Wonky 9 Patch

Remember this quilt? I haven’t worked on it in a while, thought it has been on the list for awhile. Working on it what I did on the weekend when I wasn’t at the races (wearing a big hat like I was at Ascot or something), doing laundry or answering one of the 1000 questions I get asked when I am at home.

I also don’t think I wrote much about it. The first time I wrote about the piece, it seems like it was in a very embryonic stage. The last time I wrote about that piece, the top was done. Hhhmm. Talk about quick projects.

The project has been on my mind. I got a bug in my ear to quilt it myself and that was sitting in the back of my mind taunting me. I wasn’t sure how long it would take me. I wanted to get it done during these two weeks (last week and this week), because I was off work and I could devote some serious time to quilting.

Wonky 9 Patch - quilting
Wonky 9 Patch – quilting

Because this quilt didn’t have a border and I didn’t think the design called for one, I put on what I call a ‘quilting border’. A quilting border gives me something to cut off when I am squaring up the quilt and don’t want to chop of points or parts of the design for a piece that didn’t end up quite square. I learned to do this after chopping off points and designs on the Punk Rock Quilt. the only tricky part is to make sure you cut off enough so that the edge will be completely covered by the binding.

Orange blocks quilted
Orange blocks quilted

First, I quilted straight-ish lines in all of the orange wonky 9 patches. I used Aurifil #2145 for the orange blocks. I didn’t intentionally follow any lines or do any in the ditch quilting, except when I was trying to get from one part of the block to another. I did try and keep the three lines in each block about the same distance away from each other. However, sometimes I veered off track a little to make sure that there was a relatively even amount of quilting in each area. I also wanted the quilt to drape so that was another reason not to quilt too densely. That went pretty well and I didn’t see any puckers on the back. I quilted all of the orange blocks in a few hours on one afternoon.


Plain block quilting
Plain block quilting

After the orange blocks, came the hard part.  Shockingly, I had an idea for the plain block quilting as well. I found a vaguely Celtic design that would work for my idea. I wanted it to be round, but all of the round designs I found were too complicated. I used Paint to enlarge the design.

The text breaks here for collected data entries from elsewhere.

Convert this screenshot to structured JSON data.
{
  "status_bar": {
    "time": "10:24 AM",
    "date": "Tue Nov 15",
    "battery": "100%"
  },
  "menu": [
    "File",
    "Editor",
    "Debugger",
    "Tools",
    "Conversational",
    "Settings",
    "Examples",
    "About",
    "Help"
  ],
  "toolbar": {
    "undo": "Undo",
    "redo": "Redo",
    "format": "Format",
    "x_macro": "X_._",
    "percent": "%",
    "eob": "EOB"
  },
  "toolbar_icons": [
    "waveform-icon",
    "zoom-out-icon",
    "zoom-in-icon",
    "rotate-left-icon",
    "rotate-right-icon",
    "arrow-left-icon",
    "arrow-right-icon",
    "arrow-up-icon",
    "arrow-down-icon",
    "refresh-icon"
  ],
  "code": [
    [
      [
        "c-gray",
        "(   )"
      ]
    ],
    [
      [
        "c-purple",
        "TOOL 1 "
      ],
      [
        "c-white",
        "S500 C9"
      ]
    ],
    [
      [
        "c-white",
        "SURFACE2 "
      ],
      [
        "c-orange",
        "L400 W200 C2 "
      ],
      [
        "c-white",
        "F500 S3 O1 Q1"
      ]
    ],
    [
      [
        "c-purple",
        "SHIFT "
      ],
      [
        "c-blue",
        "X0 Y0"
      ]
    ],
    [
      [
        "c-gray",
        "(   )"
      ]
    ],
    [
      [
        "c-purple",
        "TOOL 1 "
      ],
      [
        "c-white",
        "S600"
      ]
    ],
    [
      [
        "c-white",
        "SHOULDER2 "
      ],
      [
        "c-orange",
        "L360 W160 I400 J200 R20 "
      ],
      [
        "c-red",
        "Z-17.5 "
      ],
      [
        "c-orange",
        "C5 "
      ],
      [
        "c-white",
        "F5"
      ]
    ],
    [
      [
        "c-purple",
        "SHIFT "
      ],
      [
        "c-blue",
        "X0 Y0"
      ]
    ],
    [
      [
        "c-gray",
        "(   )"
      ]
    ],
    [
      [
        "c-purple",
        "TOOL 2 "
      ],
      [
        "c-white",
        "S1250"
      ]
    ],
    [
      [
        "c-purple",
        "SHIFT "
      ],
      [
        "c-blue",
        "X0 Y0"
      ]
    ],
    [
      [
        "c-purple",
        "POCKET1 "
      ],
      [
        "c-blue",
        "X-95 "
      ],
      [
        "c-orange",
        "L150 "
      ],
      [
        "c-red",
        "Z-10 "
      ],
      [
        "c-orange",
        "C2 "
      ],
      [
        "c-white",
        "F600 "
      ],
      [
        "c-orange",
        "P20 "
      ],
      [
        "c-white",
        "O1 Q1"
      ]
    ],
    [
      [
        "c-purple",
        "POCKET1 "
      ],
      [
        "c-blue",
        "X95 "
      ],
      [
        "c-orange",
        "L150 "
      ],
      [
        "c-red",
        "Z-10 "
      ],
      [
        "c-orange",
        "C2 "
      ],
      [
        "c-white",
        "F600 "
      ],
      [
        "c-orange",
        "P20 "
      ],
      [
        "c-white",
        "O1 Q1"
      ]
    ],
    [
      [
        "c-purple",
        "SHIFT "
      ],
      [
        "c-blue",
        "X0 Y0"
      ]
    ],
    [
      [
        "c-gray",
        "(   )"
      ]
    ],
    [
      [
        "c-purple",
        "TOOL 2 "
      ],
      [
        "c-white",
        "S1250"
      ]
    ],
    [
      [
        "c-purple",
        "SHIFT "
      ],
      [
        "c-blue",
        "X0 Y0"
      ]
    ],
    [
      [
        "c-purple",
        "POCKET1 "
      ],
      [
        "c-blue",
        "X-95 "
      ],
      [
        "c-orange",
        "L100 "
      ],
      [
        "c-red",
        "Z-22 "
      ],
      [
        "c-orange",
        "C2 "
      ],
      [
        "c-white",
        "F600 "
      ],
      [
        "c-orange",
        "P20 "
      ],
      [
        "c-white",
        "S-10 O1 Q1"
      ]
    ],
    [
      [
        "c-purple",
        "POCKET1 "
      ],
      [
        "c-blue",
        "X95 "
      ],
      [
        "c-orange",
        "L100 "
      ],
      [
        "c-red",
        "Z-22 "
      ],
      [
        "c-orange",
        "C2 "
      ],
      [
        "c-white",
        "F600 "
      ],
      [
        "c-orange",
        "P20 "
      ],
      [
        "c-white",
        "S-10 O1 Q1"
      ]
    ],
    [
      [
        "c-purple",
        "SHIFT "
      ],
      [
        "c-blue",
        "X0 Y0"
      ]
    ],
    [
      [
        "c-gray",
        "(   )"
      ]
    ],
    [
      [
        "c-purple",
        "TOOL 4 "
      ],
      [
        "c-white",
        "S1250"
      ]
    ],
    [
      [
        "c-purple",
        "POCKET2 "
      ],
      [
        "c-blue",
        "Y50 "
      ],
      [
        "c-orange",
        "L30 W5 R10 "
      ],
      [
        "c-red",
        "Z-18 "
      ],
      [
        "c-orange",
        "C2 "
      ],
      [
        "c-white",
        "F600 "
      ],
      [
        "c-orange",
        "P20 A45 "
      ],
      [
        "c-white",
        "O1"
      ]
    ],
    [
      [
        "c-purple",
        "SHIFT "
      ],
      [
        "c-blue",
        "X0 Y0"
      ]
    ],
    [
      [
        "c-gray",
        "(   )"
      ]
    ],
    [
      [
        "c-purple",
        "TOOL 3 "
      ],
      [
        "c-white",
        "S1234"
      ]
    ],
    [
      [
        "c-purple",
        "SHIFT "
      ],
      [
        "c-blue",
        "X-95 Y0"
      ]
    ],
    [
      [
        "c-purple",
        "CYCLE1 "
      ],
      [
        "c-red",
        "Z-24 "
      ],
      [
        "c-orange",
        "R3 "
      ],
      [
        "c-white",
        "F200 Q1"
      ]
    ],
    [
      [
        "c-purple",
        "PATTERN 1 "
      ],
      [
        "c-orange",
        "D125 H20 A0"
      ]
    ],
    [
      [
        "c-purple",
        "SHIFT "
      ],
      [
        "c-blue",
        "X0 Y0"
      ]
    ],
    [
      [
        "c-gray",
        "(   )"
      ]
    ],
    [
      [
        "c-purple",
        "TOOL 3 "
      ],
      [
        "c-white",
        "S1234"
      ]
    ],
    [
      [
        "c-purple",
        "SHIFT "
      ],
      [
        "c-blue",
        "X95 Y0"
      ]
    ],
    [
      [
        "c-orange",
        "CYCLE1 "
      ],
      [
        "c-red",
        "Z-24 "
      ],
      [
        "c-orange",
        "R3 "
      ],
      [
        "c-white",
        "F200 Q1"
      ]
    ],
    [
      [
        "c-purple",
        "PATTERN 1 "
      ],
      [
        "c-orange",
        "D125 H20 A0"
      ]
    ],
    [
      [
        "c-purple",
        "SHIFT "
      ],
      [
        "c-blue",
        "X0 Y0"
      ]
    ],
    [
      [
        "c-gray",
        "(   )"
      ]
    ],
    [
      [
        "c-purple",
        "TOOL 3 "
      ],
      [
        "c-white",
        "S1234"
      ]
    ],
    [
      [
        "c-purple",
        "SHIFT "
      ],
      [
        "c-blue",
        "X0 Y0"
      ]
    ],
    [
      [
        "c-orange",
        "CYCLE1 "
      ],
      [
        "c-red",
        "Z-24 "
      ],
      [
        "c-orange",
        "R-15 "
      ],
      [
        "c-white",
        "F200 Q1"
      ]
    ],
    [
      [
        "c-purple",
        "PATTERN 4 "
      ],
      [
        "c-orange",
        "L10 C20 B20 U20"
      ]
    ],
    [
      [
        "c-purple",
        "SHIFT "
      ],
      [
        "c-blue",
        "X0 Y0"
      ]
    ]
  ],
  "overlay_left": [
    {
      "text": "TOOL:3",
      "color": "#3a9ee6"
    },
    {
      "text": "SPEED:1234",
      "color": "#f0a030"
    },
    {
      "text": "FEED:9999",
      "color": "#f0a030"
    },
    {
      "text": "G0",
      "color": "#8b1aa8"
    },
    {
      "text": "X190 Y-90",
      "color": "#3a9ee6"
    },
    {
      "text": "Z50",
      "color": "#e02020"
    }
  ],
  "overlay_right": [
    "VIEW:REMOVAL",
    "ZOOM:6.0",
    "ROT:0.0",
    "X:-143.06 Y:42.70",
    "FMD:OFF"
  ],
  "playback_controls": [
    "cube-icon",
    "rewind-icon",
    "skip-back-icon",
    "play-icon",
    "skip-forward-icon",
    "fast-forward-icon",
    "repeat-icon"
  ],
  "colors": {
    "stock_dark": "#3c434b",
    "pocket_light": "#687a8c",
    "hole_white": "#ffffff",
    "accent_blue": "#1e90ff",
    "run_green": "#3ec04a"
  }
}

I also didn’t want the design to scream out at viewers, so I used a companion color to the blue fabric (FYI: Aurifil #2740). I also used a walking foot on all of the quilting. I don’t usually do that, but it worked pretty well in keeping the puckers down.

I used Saral paper and a Sewline pencil to transfer the design. I really use the Saral paper. I don’t think there is much of the yellow left. I used the Sewline to fill in when the Saral rubbed off and I wasn’t finished quilting.

I quilted a couple of the plain blocks and figured out how to stop and start only once, assuming all went well. Not all of the blocks are perfect but, as Frances says, the Muggles won’t know. I think the overall impact is pretty striking.

One thing I wish I had done was use orange in the bobbin on the plain blocks. As it stands the blue quilting really stands out on the back.